The immediate inability to open Google Chrome typically stems from conflicts within its process management, profile corruption, or interference from external software, and a systematic diagnostic approach is required to isolate and resolve the specific cause. The most effective initial step is to ensure all instances of Chrome are completely terminated, as background processes can prevent a new window from launching. This involves opening the Task Manager (Ctrl+Shift+Esc on Windows, Activity Monitor on macOS), meticulously ending all "Google Chrome" and "Chrome" processes, including any sub-processes like GPU or utility handlers, before attempting a restart. Concurrently, a simple system reboot can clear system-level memory conflicts and is a valid preliminary action. If the problem persists, the issue is likely more entrenched, moving the diagnosis to the application and user profile level.

A primary suspect is a corrupted user profile, where local data such as cached files, preferences, or session data has become unstable. The resolution here is to launch Chrome with a fresh profile to test this hypothesis. On Windows, this is done by right-clicking the Chrome shortcut, selecting 'Properties,' and appending `--user-data-dir="C:\temp\chrome_test"` to the end of the 'Target' field before launching; on macOS, open Terminal and run `/Applications/Google\ Chrome.app/Contents/MacOS/Google\ Chrome --user-data-dir=/tmp/chrome_test`. If Chrome opens successfully in this clean state, the original profile is confirmed as the culprit. You can then navigate to `chrome://settings/reset` to perform a full reset of settings and cleanup, or manually move or rename the default profile folder (located at `%LOCALAPPDATA%\Google\Chrome\User Data\` on Windows or `~/Library/Application Support/Google/Chrome/` on macOS) to force Chrome to create a new one, albeit at the cost of losing unsynced local data.

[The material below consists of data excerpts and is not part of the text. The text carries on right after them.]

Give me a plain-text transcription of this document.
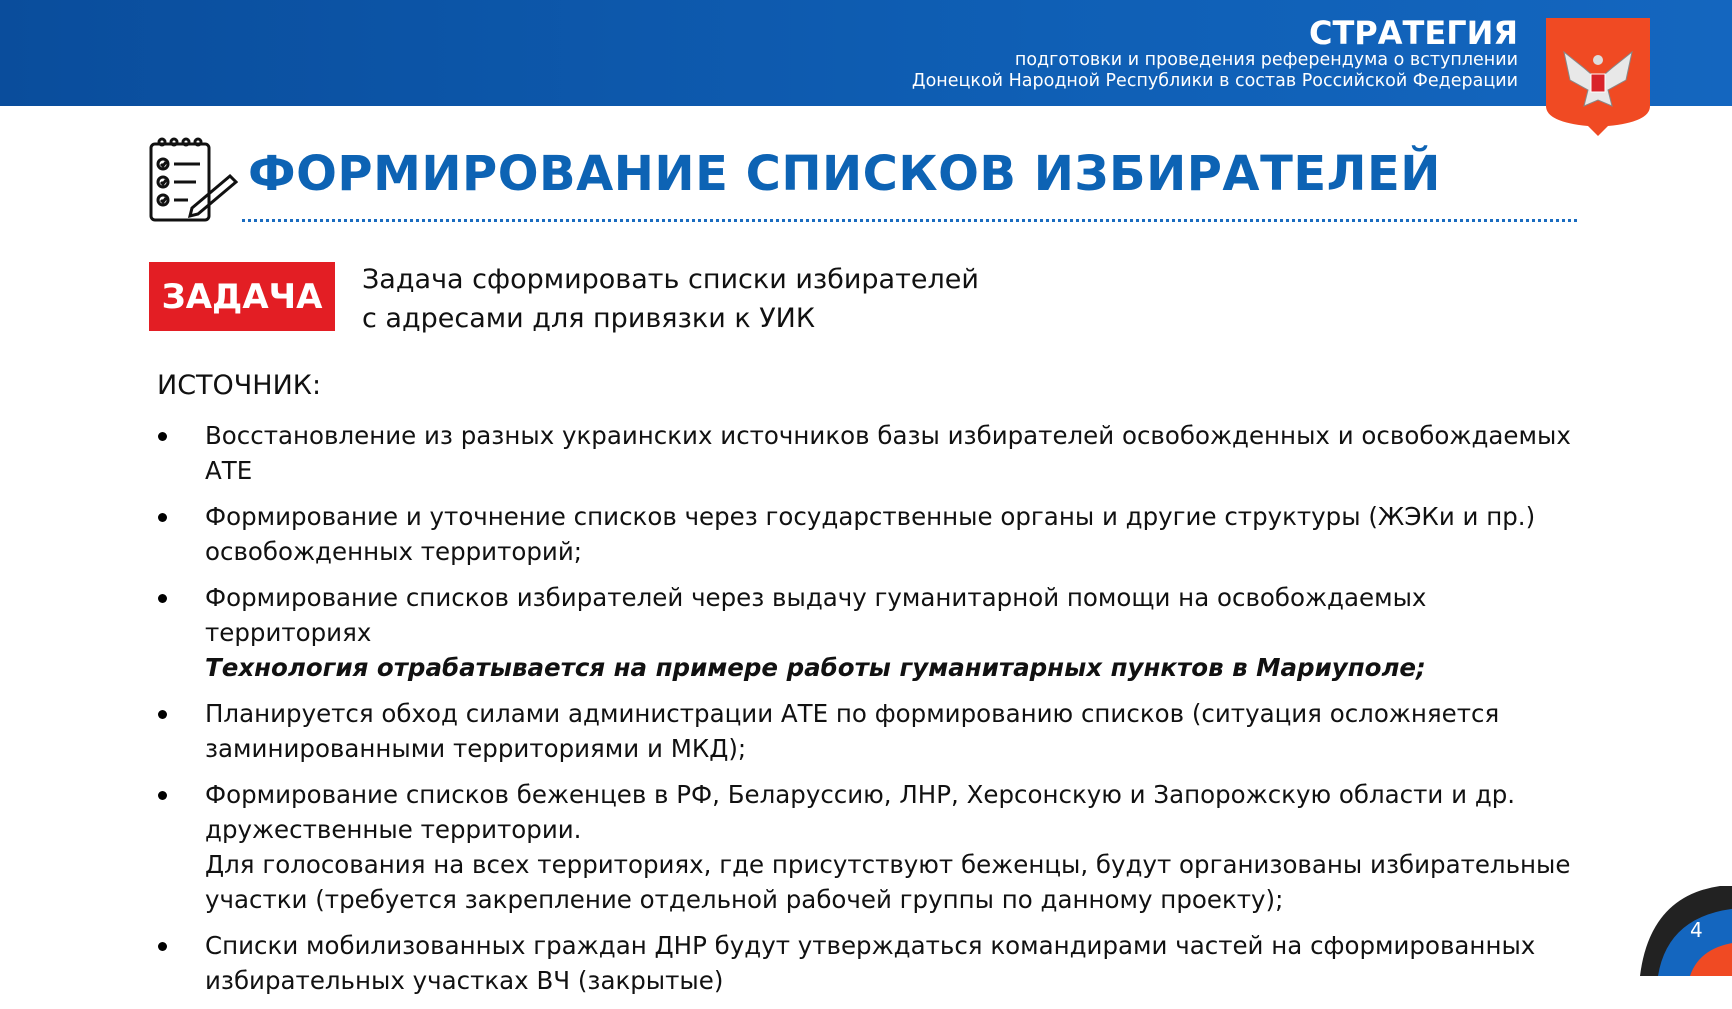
СТРАТЕГИЯ
подготовки и проведения референдума о вступлении
Донецкой Народной Республики в состав Российской Федерации
ФОРМИРОВАНИЕ СПИСКОВ ИЗБИРАТЕЛЕЙ
ЗАДАЧА	Задача сформировать списки избирателей
с адресами для привязки к УИК
ИСТОЧНИК:
Восстановление из разных украинских источников базы избирателей освобожденных и освобождаемых АТЕ
Формирование и уточнение списков через государственные органы и другие структуры (ЖЭКи и пр.) освобожденных территорий;
Формирование списков избирателей через выдачу гуманитарной помощи на освобождаемых территориях
Технология отрабатывается на примере работы гуманитарных пунктов в Мариуполе;
Планируется обход силами администрации АТЕ по формированию списков (ситуация осложняется заминированными территориями и МКД);
Формирование списков беженцев в РФ, Беларуссию, ЛНР, Херсонскую и Запорожскую области и др. дружественные территории.
Для голосования на всех территориях, где присутствуют беженцы, будут организованы избирательные участки (требуется закрепление отдельной рабочей группы по данному проекту);
Списки мобилизованных граждан ДНР будут утверждаться командирами частей на сформированных избирательных участках ВЧ (закрытые)
4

When a clean profile fails to launch the browser, the problem escalates to the application installation itself or significant software conflicts. A complete uninstall and reinstall is the definitive test, but it must be performed thoroughly: use the system's native uninstaller and then manually delete any residual Chrome directories in Program Files and the aforementioned AppData or Library folders before downloading and installing the latest version directly from Google. If a fresh install still fails, the environment is almost certainly being disrupted by third-party security software, aggressive system utilities, or malware. Antivirus and firewall suites, particularly those with deep "browser protection" features, can mistakenly quarantine or block Chrome's executable; temporarily disabling such software or adding Chrome to its exclusion list is a critical diagnostic step. In rare cases, specific graphics driver issues can prevent launch, which can be tested by attempting to start Chrome with the `--disable-gpu` flag added to the shortcut target.

Ultimately, the failure sequence moves from process management to profile integrity, then to the application binary, and finally to the host system's software environment. The persistence of the issue after a clean reinstall and with security software suspended points toward deeper system corruption, such as damaged runtime libraries or permissions errors, which may require system file checks or operating system repairs. This structured, escalating troubleshooting methodology efficiently identifies the failure layer, moving from simple user-space fixes to more complex system-wide interventions without resorting to scattered, non-specific advice.